I also riveted the counterweight skin to its lower rib and then to the spar. That was enough for one day!

Primer

More carcinogenic primer

Despite a cold day (4C/40F) the primer went on well. I found some instructions on the web for my cheapo Harbor Freight HVLP spray gun, and they helped quite a bit.

Mmmm…primer!

And here are the rest of the primed parts. It’s time to rivet!

Back to the rudder

After a brief interruption for a wedding (Ellen’s and mine!), it was back to the rudder. This weekend’s tasks were to countersink the trailing edge wedge, prepare a piece of angle stock to hold the trailing edge straight, and finally, debur and dimple the skins.

Countersinking the rudder wedge

The first step in countersinking the TE wedge was drilling the holes to final size. I borrowed a technique for this from my friend Jim Piavis, match-drilling and clecoing the wedge to a flat surface – in this case, the hollow-core door I use as a work surface. Match-drilling into the door leaves a nice, accurate hole for the coutersink pilot. That, in turn, helps keep the countersink from chattering and chewing up the hole.

Dave’s pudgy hand. Note the wedding ring!

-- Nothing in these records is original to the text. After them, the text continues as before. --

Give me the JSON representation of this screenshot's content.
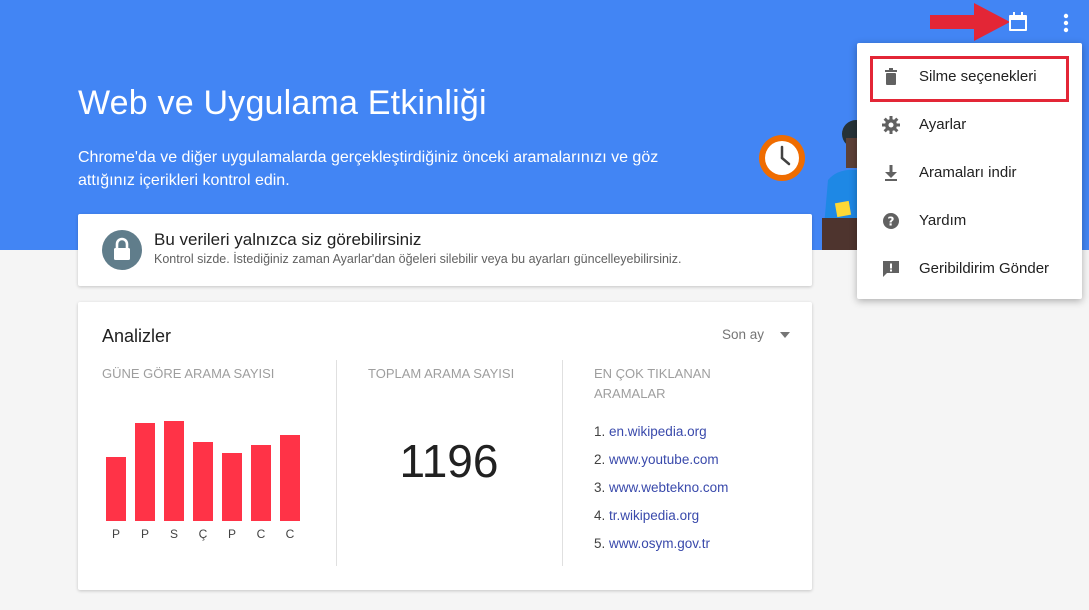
{
  "hero": {
    "title": "Web ve Uygulama Etkinliği",
    "description": "Chrome'da ve diğer uygulamalarda gerçekleştirdiğiniz önceki aramalarınızı ve göz attığınız içerikleri kontrol edin."
  },
  "privacy": {
    "title": "Bu verileri yalnızca siz görebilirsiniz",
    "subtitle": "Kontrol sizde. İstediğiniz zaman Ayarlar'dan öğeleri silebilir veya bu ayarları güncelleyebilirsiniz."
  },
  "analytics": {
    "title": "Analizler",
    "range": "Son ay",
    "daily": {
      "heading": "GÜNE GÖRE ARAMA SAYISI",
      "days": [
        "P",
        "P",
        "S",
        "Ç",
        "P",
        "C",
        "C"
      ],
      "values": [
        64,
        98,
        100,
        79,
        68,
        76,
        86
      ]
    },
    "total": {
      "heading": "TOPLAM ARAMA SAYISI",
      "value": "1196"
    },
    "top": {
      "heading_line1": "EN ÇOK TIKLANAN",
      "heading_line2": "ARAMALAR",
      "items": [
        {
          "num": "1.",
          "site": "en.wikipedia.org"
        },
        {
          "num": "2.",
          "site": "www.youtube.com"
        },
        {
          "num": "3.",
          "site": "www.webtekno.com"
        },
        {
          "num": "4.",
          "site": "tr.wikipedia.org"
        },
        {
          "num": "5.",
          "site": "www.osym.gov.tr"
        }
      ]
    }
  },
  "menu": {
    "items": [
      {
        "label": "Silme seçenekleri",
        "icon": "trash-icon"
      },
      {
        "label": "Ayarlar",
        "icon": "gear-icon"
      },
      {
        "label": "Aramaları indir",
        "icon": "download-icon"
      },
      {
        "label": "Yardım",
        "icon": "help-icon"
      },
      {
        "label": "Geribildirim Gönder",
        "icon": "feedback-icon"
      }
    ]
  },
  "colors": {
    "brand_blue": "#4285f4",
    "bar_red": "#ff3347",
    "annotation_red": "#e32636",
    "link": "#3949ab"
  }
}
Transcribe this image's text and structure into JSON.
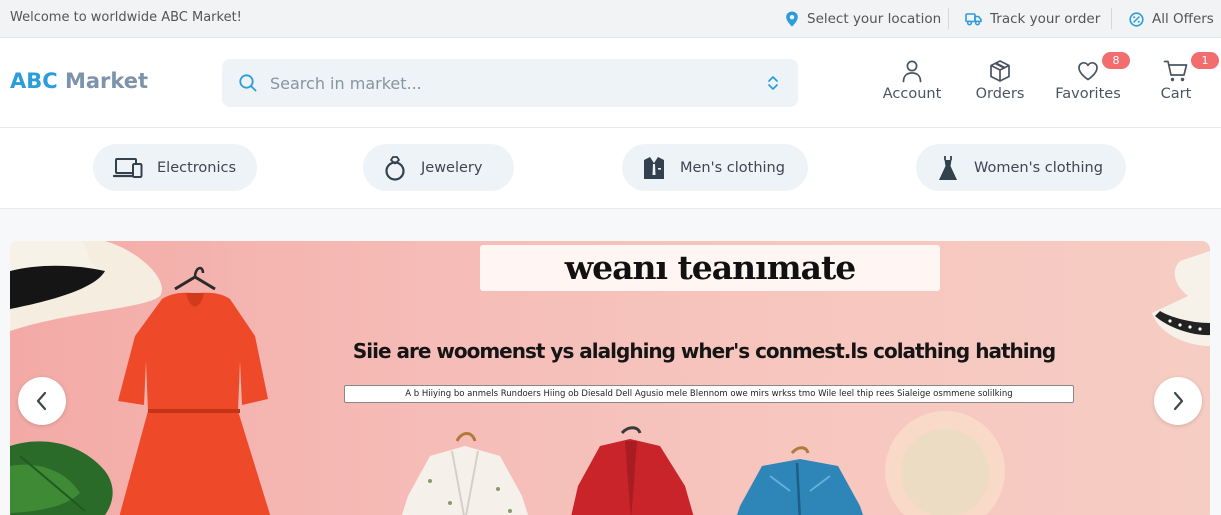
{
  "topbar": {
    "welcome": "Welcome to worldwide ABC Market!",
    "location_label": "Select your location",
    "track_label": "Track your order",
    "offers_label": "All Offers"
  },
  "header": {
    "logo_primary": "ABC",
    "logo_secondary": "Market",
    "search_placeholder": "Search in market...",
    "account_label": "Account",
    "orders_label": "Orders",
    "favorites_label": "Favorites",
    "favorites_count": "8",
    "cart_label": "Cart",
    "cart_count": "1"
  },
  "categories": [
    {
      "label": "Electronics",
      "icon": "devices-icon"
    },
    {
      "label": "Jewelery",
      "icon": "ring-icon"
    },
    {
      "label": "Men's clothing",
      "icon": "suit-icon"
    },
    {
      "label": "Women's clothing",
      "icon": "dress-icon"
    }
  ],
  "banner": {
    "title": "weanı teanımate",
    "subtitle": "Siie are woomenst ys alalghing wher's conmest.ls colathing hathing",
    "small_text": "A b Hiiying bo anmels Rundoers Hiing ob Diesald Dell Agusio mele Blennom owe mirs wrkss tmo Wile leel thip rees Sialeige osmmene solilking"
  },
  "colors": {
    "brand_blue": "#2d9cdb",
    "brand_gray": "#7c94ab",
    "badge_red": "#f26d6d",
    "chip_bg": "#eef3f7"
  }
}
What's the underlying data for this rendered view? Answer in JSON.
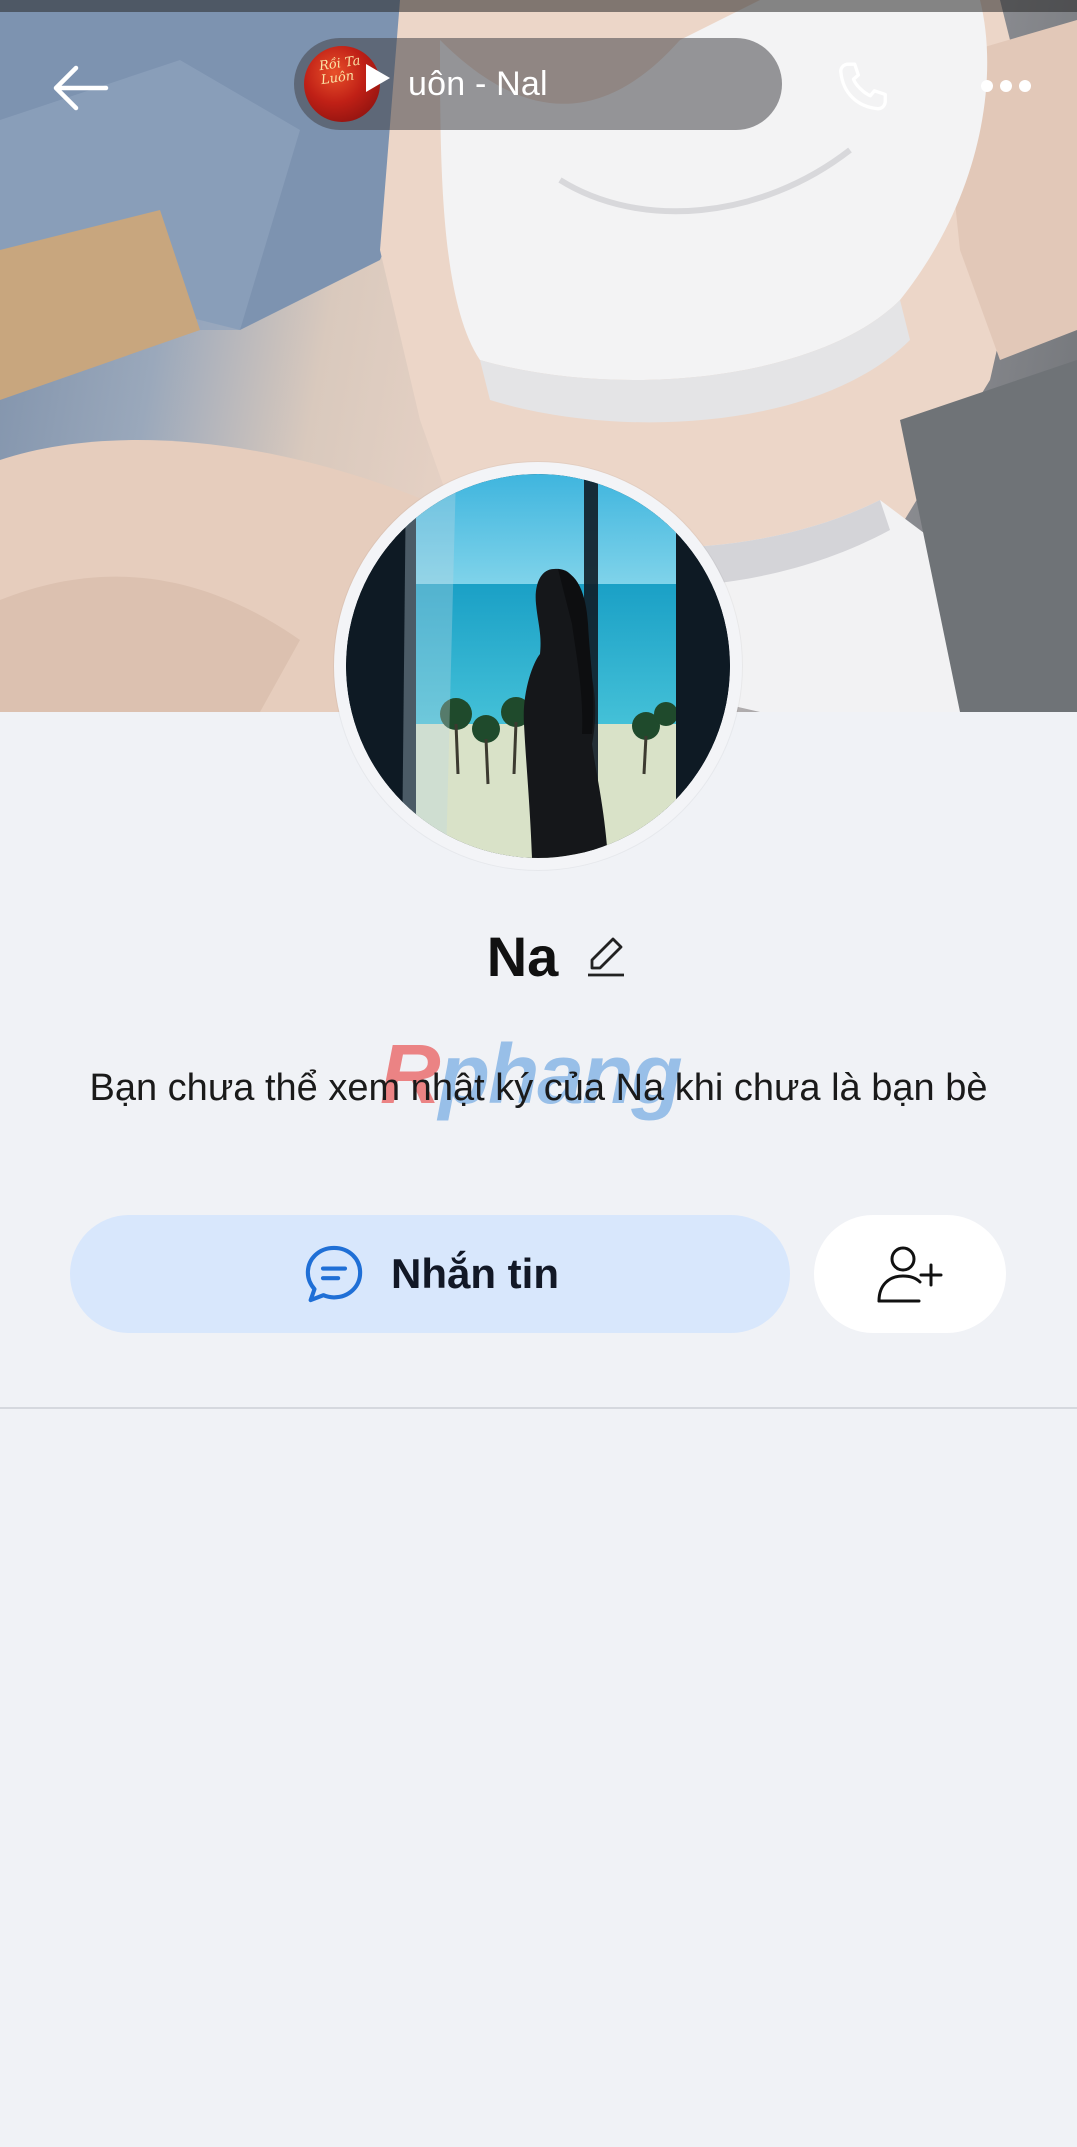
{
  "header": {
    "music_title": "uôn - Nal",
    "music_thumb_text": "Rồi Ta Luôn",
    "back_icon": "arrow-left-icon",
    "call_icon": "phone-icon",
    "more_icon": "more-horizontal-icon"
  },
  "profile": {
    "name": "Na",
    "edit_icon": "pencil-icon"
  },
  "watermark": {
    "first": "R",
    "rest": "phang"
  },
  "info": {
    "message": "Bạn chưa thể xem nhật ký của Na khi chưa là bạn bè"
  },
  "actions": {
    "message_label": "Nhắn tin",
    "message_icon": "chat-bubble-icon",
    "add_friend_icon": "add-user-icon"
  },
  "colors": {
    "background": "#f0f2f6",
    "message_button_bg": "#d8e7fc",
    "accent_blue": "#1f6fd6"
  }
}
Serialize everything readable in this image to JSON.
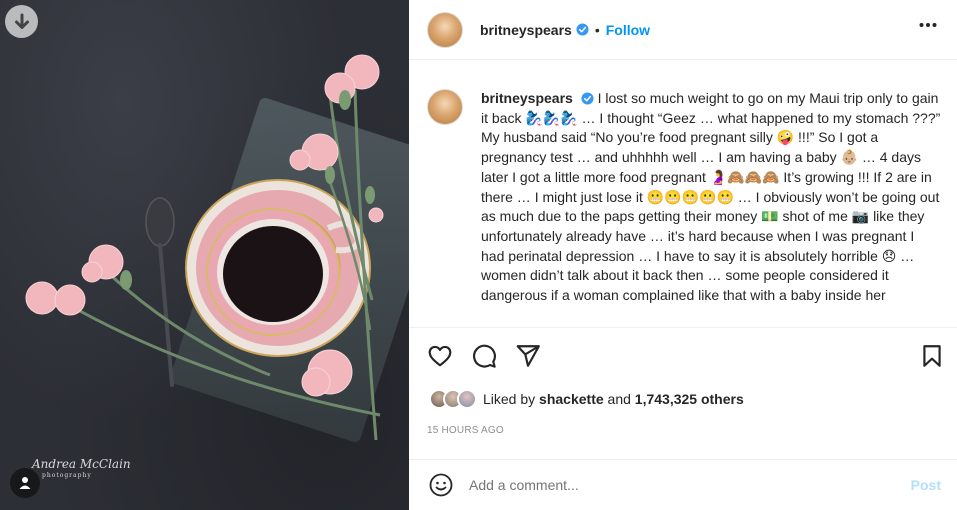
{
  "media": {
    "watermark_name": "Andrea McClain",
    "watermark_sub": "photography",
    "download_icon": "arrow-down-circle-icon",
    "tagged_users_icon": "user-icon"
  },
  "header": {
    "username": "britneyspears",
    "dot": "•",
    "follow_label": "Follow",
    "more_icon": "ellipsis-icon"
  },
  "caption": {
    "username": "britneyspears",
    "text": "I lost so much weight to go on my Maui trip only to gain it back 🧞‍♀️🧞‍♀️🧞‍♀️ … I thought “Geez … what happened to my stomach ???” My husband said “No you’re food pregnant silly 🤪 !!!” So I got a pregnancy test … and uhhhhh well … I am having a baby 👶🏼 … 4 days later I got a little more food pregnant 🤰🙈🙈🙈 It’s growing !!! If 2 are in there … I might just lose it 😬😬😬😬😬 … I obviously won’t be going out as much due to the paps getting their money 💵 shot of me 📷 like they unfortunately already have … it’s hard because when I was pregnant I had perinatal depression … I have to say it is absolutely horrible 😞 … women didn’t talk about it back then … some people considered it dangerous if a woman complained like that with a baby inside her"
  },
  "actions": {
    "like_icon": "heart-icon",
    "comment_icon": "comment-icon",
    "share_icon": "paper-plane-icon",
    "save_icon": "bookmark-icon"
  },
  "likes": {
    "prefix": "Liked by",
    "user": "shackette",
    "and": "and",
    "others": "1,743,325 others"
  },
  "timestamp": "15 HOURS AGO",
  "comment": {
    "placeholder": "Add a comment...",
    "post_label": "Post",
    "emoji_icon": "smiley-icon"
  },
  "colors": {
    "accent": "#0095f6",
    "post_disabled": "#b2dffc",
    "muted": "#8e8e8e"
  }
}
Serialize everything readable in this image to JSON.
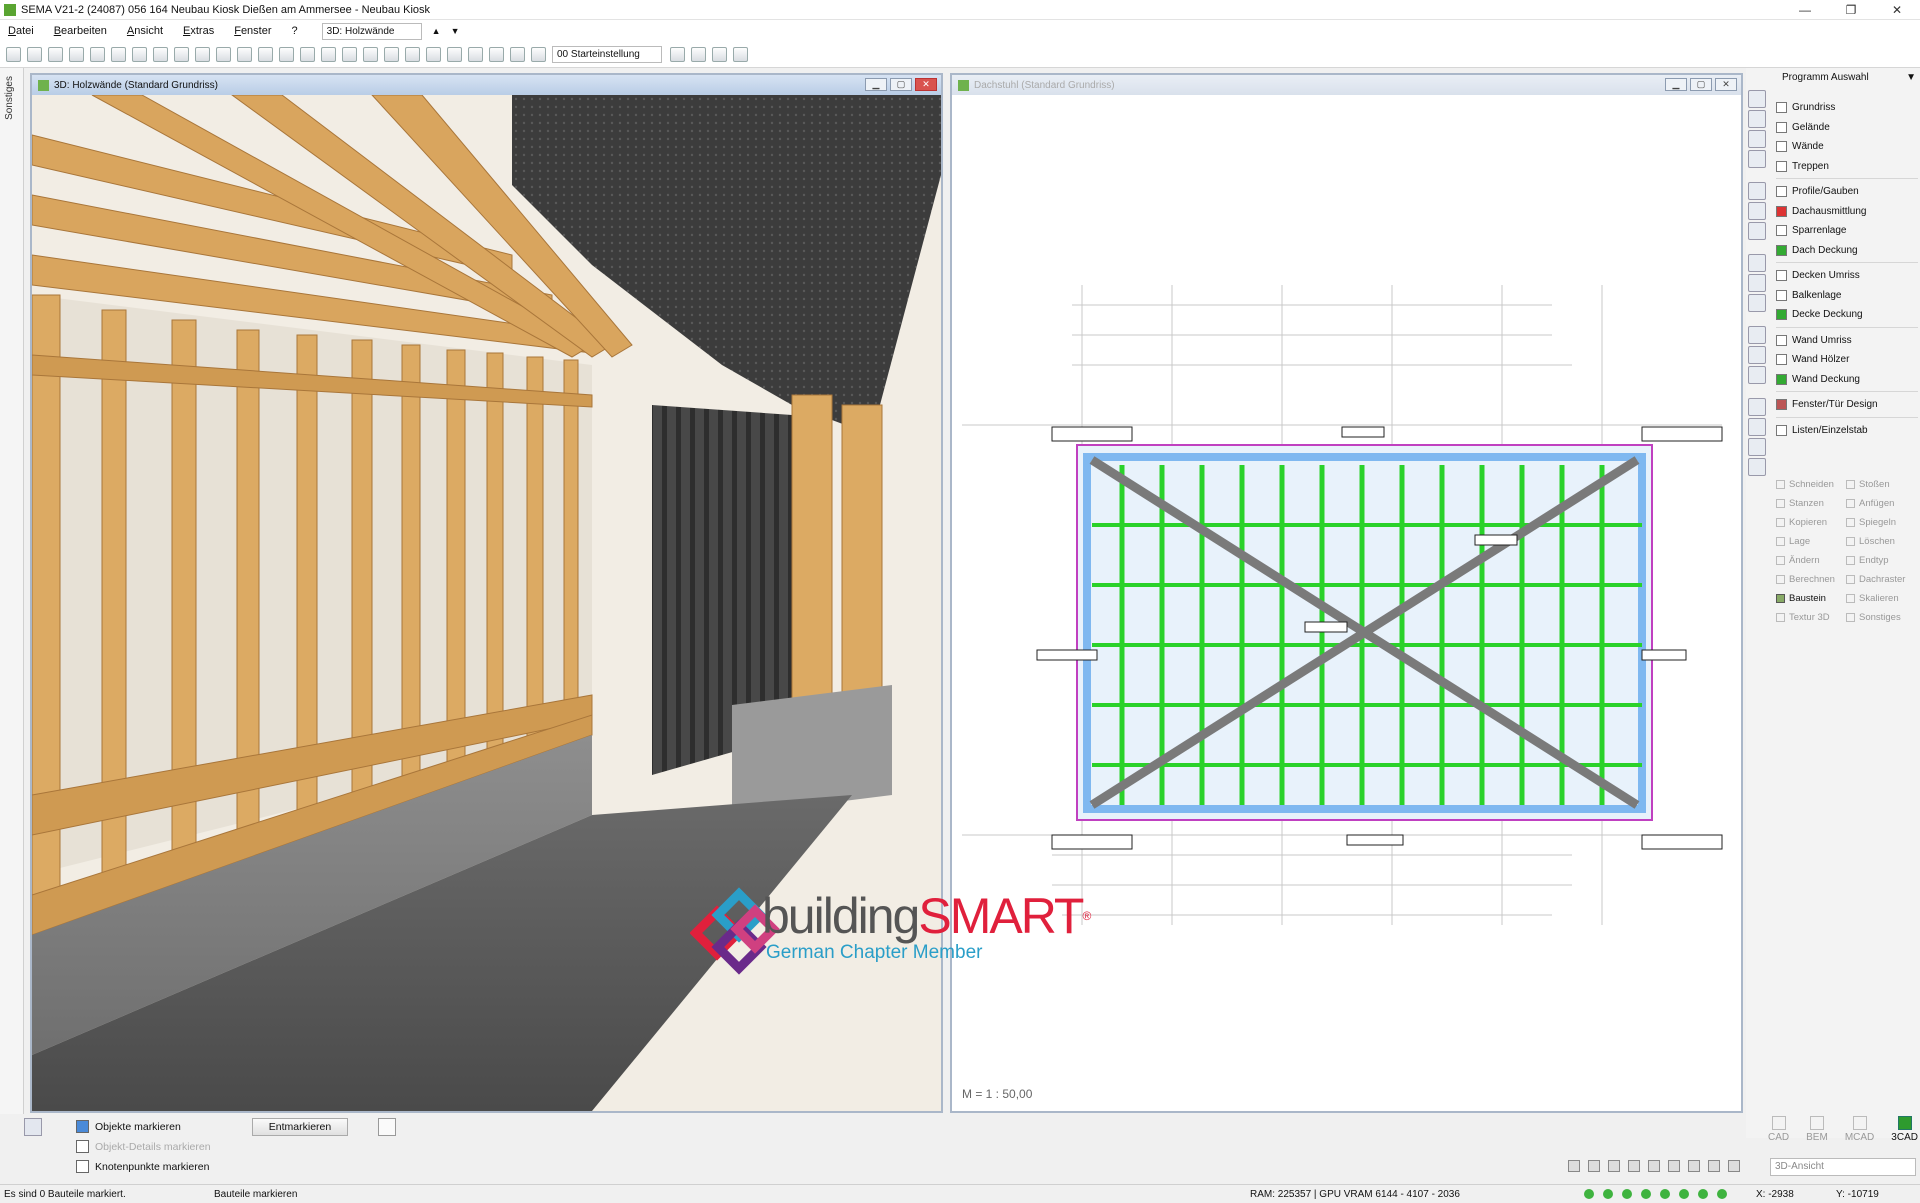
{
  "app": {
    "title": "SEMA V21-2 (24087) 056 164 Neubau Kiosk  Dießen am Ammersee - Neubau Kiosk",
    "window_controls": [
      "—",
      "❐",
      "✕"
    ]
  },
  "menu": {
    "items": [
      "Datei",
      "Bearbeiten",
      "Ansicht",
      "Extras",
      "Fenster",
      "?"
    ],
    "view_combo": "3D: Holzwände"
  },
  "toolbar": {
    "start_setting": "00 Starteinstellung"
  },
  "left_tab": "Sonstiges",
  "view3d": {
    "title": "3D: Holzwände (Standard Grundriss)"
  },
  "view2d": {
    "title": "Dachstuhl (Standard Grundriss)",
    "scale": "M = 1 : 50,00"
  },
  "logo": {
    "brand_light": "building",
    "brand_bold": "SMART",
    "registered": "®",
    "subtitle": "German Chapter Member"
  },
  "right_panel": {
    "program_label": "Programm Auswahl",
    "groups": [
      [
        "Grundriss",
        "Gelände",
        "Wände",
        "Treppen"
      ],
      [
        "Profile/Gauben",
        "Dachausmittlung",
        "Sparrenlage",
        "Dach Deckung"
      ],
      [
        "Decken Umriss",
        "Balkenlage",
        "Decke Deckung"
      ],
      [
        "Wand Umriss",
        "Wand Hölzer",
        "Wand Deckung"
      ],
      [
        "Fenster/Tür Design"
      ],
      [
        "Listen/Einzelstab"
      ]
    ],
    "tools": [
      "Schneiden",
      "Stoßen",
      "Stanzen",
      "Anfügen",
      "Kopieren",
      "Spiegeln",
      "Lage",
      "Löschen",
      "Ändern",
      "Endtyp",
      "Berechnen",
      "Dachraster",
      "Baustein",
      "Skalieren",
      "Textur 3D",
      "Sonstiges"
    ],
    "active_tool": "Baustein",
    "modes": [
      "CAD",
      "BEM",
      "MCAD",
      "3CAD"
    ],
    "active_mode": "3CAD",
    "view_combo": "3D-Ansicht"
  },
  "bottom_panel": {
    "options": [
      "Objekte markieren",
      "Objekt-Details markieren",
      "Knotenpunkte markieren"
    ],
    "unmark_button": "Entmarkieren"
  },
  "status": {
    "left": "Es sind 0 Bauteile markiert.",
    "mode": "Bauteile markieren",
    "memory": "RAM: 225357 | GPU VRAM 6144 - 4107 - 2036",
    "x": "X: -2938",
    "y": "Y: -10719"
  },
  "colors": {
    "wood": "#d9a55e",
    "panel_dark": "#3b3b3b",
    "plan_green": "#2ad22a",
    "plan_magenta": "#c040c0",
    "plan_blue": "#7fb8f0",
    "brand_red": "#e0203c",
    "brand_purple": "#6a2a8a",
    "brand_teal": "#2a9ec8"
  }
}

Here’s the end result. The process worked, and the wedge looks good. Another test-fit of the skins and wedge was encouraging. Next step – match drilling one rudder skin to a piece of aluminum angle per Vans’ instructions. I fastened the angle to one edge of the work surface for some added stability. Once assembled and prosealed, the trailing edge will be held straight when clecoed to the angle.

Drilling the wedge

The end result will look something like this…except with both rudder skins clecoed to the angle.